Most of all, Pops, I want to thank you--formally--for loving the hell out of me. I just wanted you to know I love the hell out of you straight back. Always have.

Remember how I once told Jules it was my job to figure out what she needs and get it to her? I get scared sometimes when I think about how I might not be around to fulfill that promise. I'm now pretty sorry we waited to have kids . . . I want to give her something, Pops. Not jewelry or clothes, or a car. Something important. Something to last. I'd appreciate any thoughts you have on this.

That's all for now, Daddy-O. Can't wait to see you on Friday.

Your son, Paco

 

 

FROM THE JOURNAL OF SALVATORE BERELLI

September 12, 1960

At daybreak this morning, I saw Juanita out at Walpi again. She was again performing a corn meal blessing over her earthen oven, with her brown puppy sitting nearby like an acolyte. Today her dress was yellow and she wore an old straw hat that was a perfect frame for the lovely, lovely oval of her face.

I believe she felt my presence long before she turned around and acknowledged it with her deep and glittering brown eyes.
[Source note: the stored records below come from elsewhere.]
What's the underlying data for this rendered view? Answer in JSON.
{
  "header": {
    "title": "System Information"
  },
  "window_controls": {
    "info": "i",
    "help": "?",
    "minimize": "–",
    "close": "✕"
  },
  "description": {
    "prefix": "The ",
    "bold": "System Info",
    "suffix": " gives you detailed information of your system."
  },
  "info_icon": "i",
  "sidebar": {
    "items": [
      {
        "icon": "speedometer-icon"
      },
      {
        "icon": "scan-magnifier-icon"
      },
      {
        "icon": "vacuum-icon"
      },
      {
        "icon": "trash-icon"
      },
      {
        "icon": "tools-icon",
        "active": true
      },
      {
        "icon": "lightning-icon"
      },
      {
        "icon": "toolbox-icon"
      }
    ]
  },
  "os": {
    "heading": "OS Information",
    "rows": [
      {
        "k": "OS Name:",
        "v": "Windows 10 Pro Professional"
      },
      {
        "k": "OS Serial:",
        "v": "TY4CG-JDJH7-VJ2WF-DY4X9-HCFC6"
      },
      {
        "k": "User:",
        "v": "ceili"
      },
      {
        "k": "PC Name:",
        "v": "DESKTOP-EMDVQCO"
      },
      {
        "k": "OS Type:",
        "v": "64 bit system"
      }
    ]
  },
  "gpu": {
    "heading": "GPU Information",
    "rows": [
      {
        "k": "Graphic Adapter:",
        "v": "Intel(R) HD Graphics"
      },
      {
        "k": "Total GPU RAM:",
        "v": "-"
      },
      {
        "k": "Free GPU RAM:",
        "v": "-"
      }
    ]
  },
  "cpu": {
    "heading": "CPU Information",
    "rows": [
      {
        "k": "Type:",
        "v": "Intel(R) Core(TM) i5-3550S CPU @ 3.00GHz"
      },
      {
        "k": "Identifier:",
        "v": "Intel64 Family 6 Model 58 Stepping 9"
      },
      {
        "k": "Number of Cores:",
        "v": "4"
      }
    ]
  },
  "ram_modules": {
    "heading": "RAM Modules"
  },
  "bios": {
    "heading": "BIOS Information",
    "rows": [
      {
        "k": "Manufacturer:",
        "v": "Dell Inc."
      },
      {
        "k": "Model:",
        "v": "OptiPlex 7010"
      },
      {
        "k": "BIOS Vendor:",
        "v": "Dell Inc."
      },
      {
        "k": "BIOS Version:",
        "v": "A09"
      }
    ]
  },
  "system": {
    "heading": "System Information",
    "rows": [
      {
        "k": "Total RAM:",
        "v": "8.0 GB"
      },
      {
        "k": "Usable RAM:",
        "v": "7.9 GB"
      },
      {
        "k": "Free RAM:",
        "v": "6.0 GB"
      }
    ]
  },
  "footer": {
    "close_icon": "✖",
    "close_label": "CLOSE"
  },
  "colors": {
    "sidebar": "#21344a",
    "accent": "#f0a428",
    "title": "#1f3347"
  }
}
Around her neck was a hammered silver chain with some kind of medallion on it. The medallion hung down the front of her dress, resting against her breastbone. I felt acutely jealous of that medallion.

This evening, as Dewey and I enjoyed our customary post-prandial smoke and conversation, every time he introduced whatever topic I just kept trying to get him to talk more about Juanita. He wasn't very forthcoming, but I did learn that her mother and grandmother before her were noted potters as well. I want to know more, more, more . . . everything.